Anche se questa tesi era già alla sua epoca ampiamente risaputa, meno prevedibile è il suo inverso: se ogni stato emotivo si esprime in una thought-form, allora alcune forme, e colori, sono in grado di generare determinati stati emotivi. Se accettiamo fino in fondo questo assunto, ne consegue che alcune opere d’arte (visiva, ma anche musicale, o di altro genere) avrebbero vere e proprie capacità taumaturgiche, cosa che del resto lo spiritualismo e lo sciamanesimo (intesi in ogni accezione possibile) ben sapevano, esprimendosi appunto in particolari suoni, forme, accostamenti cromatici, e in esperienze di visione del tutto particolari.

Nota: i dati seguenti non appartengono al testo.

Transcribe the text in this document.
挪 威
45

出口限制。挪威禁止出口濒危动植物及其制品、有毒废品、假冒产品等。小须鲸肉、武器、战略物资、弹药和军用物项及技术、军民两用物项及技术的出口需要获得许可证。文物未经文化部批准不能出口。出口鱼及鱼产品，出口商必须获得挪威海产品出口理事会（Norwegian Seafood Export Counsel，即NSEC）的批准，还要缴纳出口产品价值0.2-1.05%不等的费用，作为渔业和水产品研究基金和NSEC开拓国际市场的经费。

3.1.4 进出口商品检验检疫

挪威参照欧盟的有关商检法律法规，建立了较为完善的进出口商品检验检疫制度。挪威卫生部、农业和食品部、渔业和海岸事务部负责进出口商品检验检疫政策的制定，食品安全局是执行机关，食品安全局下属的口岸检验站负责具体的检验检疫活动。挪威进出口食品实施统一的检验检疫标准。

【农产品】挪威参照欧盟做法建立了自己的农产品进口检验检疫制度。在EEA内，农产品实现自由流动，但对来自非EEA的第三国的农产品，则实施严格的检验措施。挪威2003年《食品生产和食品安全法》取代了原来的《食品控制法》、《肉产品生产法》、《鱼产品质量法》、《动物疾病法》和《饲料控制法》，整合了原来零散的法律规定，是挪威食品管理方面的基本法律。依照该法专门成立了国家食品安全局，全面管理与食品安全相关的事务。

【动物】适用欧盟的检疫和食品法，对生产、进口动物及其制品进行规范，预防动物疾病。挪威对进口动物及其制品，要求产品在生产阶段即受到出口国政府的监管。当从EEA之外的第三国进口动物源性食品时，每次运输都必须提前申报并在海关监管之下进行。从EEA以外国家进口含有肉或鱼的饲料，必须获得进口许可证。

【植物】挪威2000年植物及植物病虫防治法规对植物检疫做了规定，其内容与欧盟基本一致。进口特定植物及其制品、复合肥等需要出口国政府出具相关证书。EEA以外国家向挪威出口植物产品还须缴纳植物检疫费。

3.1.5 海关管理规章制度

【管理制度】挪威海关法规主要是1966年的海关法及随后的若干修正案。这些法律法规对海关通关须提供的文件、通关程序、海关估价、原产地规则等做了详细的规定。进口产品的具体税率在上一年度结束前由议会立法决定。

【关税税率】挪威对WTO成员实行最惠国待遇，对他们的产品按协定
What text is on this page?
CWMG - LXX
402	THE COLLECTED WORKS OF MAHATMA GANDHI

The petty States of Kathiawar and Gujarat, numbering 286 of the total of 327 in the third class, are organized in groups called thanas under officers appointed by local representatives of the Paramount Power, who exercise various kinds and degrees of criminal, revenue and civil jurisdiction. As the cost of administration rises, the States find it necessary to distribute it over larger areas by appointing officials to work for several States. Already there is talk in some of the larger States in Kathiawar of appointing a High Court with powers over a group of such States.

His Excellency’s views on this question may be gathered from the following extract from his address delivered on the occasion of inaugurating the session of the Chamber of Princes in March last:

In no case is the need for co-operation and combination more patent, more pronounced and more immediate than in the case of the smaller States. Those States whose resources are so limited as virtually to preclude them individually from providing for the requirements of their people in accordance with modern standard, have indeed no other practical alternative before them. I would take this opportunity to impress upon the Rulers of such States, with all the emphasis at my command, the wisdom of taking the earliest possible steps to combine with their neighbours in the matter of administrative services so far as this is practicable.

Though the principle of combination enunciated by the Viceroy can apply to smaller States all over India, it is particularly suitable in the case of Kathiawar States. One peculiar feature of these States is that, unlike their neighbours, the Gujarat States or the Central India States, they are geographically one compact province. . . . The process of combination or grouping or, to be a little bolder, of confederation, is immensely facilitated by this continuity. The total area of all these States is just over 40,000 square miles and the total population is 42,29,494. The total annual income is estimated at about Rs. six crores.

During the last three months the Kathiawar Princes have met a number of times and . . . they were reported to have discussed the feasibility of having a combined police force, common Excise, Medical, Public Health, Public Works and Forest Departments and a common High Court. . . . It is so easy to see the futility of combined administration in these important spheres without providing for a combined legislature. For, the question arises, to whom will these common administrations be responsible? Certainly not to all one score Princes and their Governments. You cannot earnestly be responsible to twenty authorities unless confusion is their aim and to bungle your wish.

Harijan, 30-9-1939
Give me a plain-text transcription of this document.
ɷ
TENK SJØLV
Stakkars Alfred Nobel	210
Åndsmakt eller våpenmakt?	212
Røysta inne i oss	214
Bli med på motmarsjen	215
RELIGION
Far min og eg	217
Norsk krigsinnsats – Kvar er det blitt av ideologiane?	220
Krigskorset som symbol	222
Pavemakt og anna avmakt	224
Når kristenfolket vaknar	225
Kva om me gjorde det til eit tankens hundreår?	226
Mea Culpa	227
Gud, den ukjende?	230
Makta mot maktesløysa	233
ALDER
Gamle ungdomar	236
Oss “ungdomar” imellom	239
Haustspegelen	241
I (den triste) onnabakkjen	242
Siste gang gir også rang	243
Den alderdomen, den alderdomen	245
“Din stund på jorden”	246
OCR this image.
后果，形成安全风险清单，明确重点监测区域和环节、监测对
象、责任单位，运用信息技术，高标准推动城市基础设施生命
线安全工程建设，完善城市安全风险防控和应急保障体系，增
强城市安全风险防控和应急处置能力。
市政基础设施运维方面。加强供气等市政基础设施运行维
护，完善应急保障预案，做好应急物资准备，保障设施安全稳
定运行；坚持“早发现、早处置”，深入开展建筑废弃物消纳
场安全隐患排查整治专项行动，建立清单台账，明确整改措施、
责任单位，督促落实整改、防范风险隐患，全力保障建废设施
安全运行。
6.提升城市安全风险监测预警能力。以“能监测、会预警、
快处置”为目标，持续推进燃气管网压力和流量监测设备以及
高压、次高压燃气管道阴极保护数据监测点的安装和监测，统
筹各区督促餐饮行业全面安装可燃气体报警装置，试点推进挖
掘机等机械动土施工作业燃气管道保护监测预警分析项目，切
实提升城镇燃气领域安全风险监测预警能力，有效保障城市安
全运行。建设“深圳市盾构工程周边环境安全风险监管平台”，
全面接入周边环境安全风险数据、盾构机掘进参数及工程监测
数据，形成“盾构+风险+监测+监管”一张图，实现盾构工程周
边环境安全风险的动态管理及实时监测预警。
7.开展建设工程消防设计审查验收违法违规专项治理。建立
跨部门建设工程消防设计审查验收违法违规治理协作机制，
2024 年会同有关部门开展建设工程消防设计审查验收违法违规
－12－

Lo spiritualismo nell’arte del Novecento
Se si osserva l’avventura artistica da questa angolazione, succedono cose strane. Vien quasi da pensare che, anche solo considerando l’arte moderna, lo spiritualismo, invece di costituire un episodio marginale, sarebbe la chiave, preziosa e smarrita, che ne apre le porte. Se l’interesse spirituale era al centro della riflessione di Kandinskij (Lo spirituale nell’arte è del 1912), come non pensare all’automatismo surrealista, o all’esoterismo che spesso riemerge in movimenti quali il Dadaismo e lo stesso Futurismo? Per tacere degli interessi spiritualisti di un František Kupka, amico dei fratelli Duchamp, rappresentante supremo di quello che Apollinaire battezzò col neologismo di “cubismo orfico”. Chi si immagina che questa dimensione si sia esaurita a inizio secolo si sbaglia di molto. Come non mettere nella stessa linea anche l’interesse verso l’immateriale di Yves Klein, le citazioni di Jung del suo sodale e rivale Piero Manzoni, fino all’aperta ripresa dello sciamanesimo da parte di Joseph Beuys, alle liturgie auree delle performance di James Lee Byars, per arrivare alle simbologie misteriosofiche di Matthew Barney e della sua ex-consorte Biörk? Anche all’ultima Design Week milanese molte installazioni e opere ammiccavano a questo fenomeno. Però, più che un ritorno dello “spirituale”, si tratta di un vero e proprio riconoscimento di un altro modo di intendere l’arte – non più come un’espressione individuale, ma come dono divino.